Personal information
- Full name: Marko Mirić
- Date of birth: 26 March 1987 (age 39)
- Place of birth: Kragujevac, SFR Yugoslavia
- Height: 1.93 m (6 ft 4 in)
- Positions: Winger; attacking midfielder;

Youth career
- 1995–2005: Zastava Kragujevac

Senior career*
- Years: Team / Apps / (Gls)
- 2005–2006: Vodojaža / 27 / (7)
- 2006–2009: Metalac Gornji Milanovac / 54 / (3)
- 2009–2012: Spartak Subotica / 69 / (10)
- 2012–2013: Red Star Belgrade / 18 / (1)
- 2013: → Radnički Kragujevac (loan) / 11 / (0)
- 2014: Minsk / 15 / (3)
- 2014–2015: Slaven Belupo / 30 / (10)
- 2015–2019: Lokeren / 106 / (20)
- 2019–2020: Borac Banja Luka / 17 / (1)
- 2020–2022: Radnički Kragujevac / 60 / (16)
- 2022–2023: Mladost Lučani / 42 / (4)
- 2024: Metalac Gornji Milanovac / 13 / (1)
- 2024-2025: Polet Ljubić / 12 / (7)
- 2025: Napredak Markovac / 12 / (4)
- 2026-: Divostin / 0 / (0)

International career
- 2010–2011: Serbia / 3 / (0)

= Marko Mirić =

Serbian former footballer

Marko Mirić (Serbian Cyrillic: Марко Мирић; born 26 March 1987) is a Serbian veteran footballer who plays as a right winger, although occasionally as a striker or attacking midfielder. After years of professional football, he only recently came out of retirement to play for Divostin, who secured their promotion to the sixth tier of Serbian football.

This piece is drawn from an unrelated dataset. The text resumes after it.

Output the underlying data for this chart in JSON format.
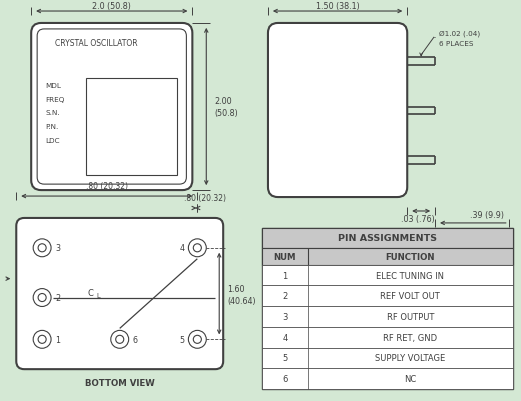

On the national level, Mirić made his debut for Serbia in a November 2010 friendly match away against Bulgaria and earned a total of 3 caps (no goals). His final international was a June 2011 friendly against Australia.

==Coaching career==
A few months after retirement, he took on the Napredak Markovac managerial job, while they were sitting 12th in the table on 10 points after 9 games in. His first game in charge was against Budućnost Krušik, where his team drew 1-1 only in the 89th minute. He led the team until the end of the season, finishing in 11th on 38 points, averaging 0.86 points per game.